The house is open to visitors in spring and summer, free-flow, or with an expert guide.
Burghley House’s art collection runs to several hundred pieces and includes works by Veronese (chapel altarpiece), Luca Giordano, female Renaissance trailblazer Artemisia Gentileschi and the German Baroque artist Johann Carl Loth.
See Verrio’s ceiling fresco from 1697 above the Hell Staircase, and the later wall paintings by Thomas Stothard.
As the largest city for some distance, Peterborough is a regional shopping hub, a fact underlined by the Queensgate shopping centre, which was opened by Queen Beatrix of the Netherlands in 1982. The centre was modernised at the start of the 2010s, and when this post was written plans had been announced for a further £30 million enhancement, including a multi-screen cinema.

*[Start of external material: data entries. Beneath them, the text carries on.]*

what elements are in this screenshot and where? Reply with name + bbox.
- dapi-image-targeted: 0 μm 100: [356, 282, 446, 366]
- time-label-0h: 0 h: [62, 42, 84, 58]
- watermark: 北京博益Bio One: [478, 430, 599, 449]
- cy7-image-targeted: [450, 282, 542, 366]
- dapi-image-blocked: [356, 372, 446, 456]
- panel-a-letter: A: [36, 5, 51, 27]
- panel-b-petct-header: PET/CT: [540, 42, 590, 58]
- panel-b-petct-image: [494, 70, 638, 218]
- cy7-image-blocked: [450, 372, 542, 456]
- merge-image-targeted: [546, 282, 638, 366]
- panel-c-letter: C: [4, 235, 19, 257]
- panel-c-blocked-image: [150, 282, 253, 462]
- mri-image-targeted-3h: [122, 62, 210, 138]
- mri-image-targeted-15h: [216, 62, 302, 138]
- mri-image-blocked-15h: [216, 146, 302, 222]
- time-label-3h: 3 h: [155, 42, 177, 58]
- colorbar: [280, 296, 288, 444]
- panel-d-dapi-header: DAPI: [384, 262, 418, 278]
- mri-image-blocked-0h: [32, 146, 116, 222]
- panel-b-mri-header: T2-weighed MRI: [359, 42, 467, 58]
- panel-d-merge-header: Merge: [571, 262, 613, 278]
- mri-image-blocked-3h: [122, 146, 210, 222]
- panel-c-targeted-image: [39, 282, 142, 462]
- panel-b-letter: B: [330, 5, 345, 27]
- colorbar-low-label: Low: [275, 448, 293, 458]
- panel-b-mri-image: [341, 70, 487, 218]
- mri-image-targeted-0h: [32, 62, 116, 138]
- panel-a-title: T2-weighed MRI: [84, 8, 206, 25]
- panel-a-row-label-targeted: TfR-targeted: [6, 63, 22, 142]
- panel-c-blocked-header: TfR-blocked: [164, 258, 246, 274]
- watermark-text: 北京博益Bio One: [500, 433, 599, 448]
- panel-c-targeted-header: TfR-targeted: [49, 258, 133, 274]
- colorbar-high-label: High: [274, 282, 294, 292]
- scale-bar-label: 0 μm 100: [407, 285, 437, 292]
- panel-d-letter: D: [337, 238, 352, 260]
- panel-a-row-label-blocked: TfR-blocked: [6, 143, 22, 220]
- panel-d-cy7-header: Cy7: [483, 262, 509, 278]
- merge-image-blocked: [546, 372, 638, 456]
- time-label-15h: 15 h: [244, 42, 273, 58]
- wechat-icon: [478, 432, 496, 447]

The centre has all of the midmarket brands you’d hope to find on a well-to-do British high street, like Office, Paperchase, John Lewis, H&M, John Lewis, Lush, River Island, Superdry and M&S, to name a few.
For dining options, familiar names like Greggs, Pret, Costa, as well as a few fast food chains are all on hand.
15. Key Theatre
On the Nene’s north bank since 1973, the glass-clad Key Theatre is Peterborough’s main destination for live culture.
The venue books touring musicals, bands and dance shows, and also stages local community productions.
The highpoint of the programme comes towards the end of the year when the Key Theatre puts on its family-friendly pantomimes, which have been an institution for more than 40 years.
The Key Studio is a more intimate 112-seat for drama and live comedy.
In the day, the theatre’s highly-rated Riverside Restaurant benefits from a lovely view of the river.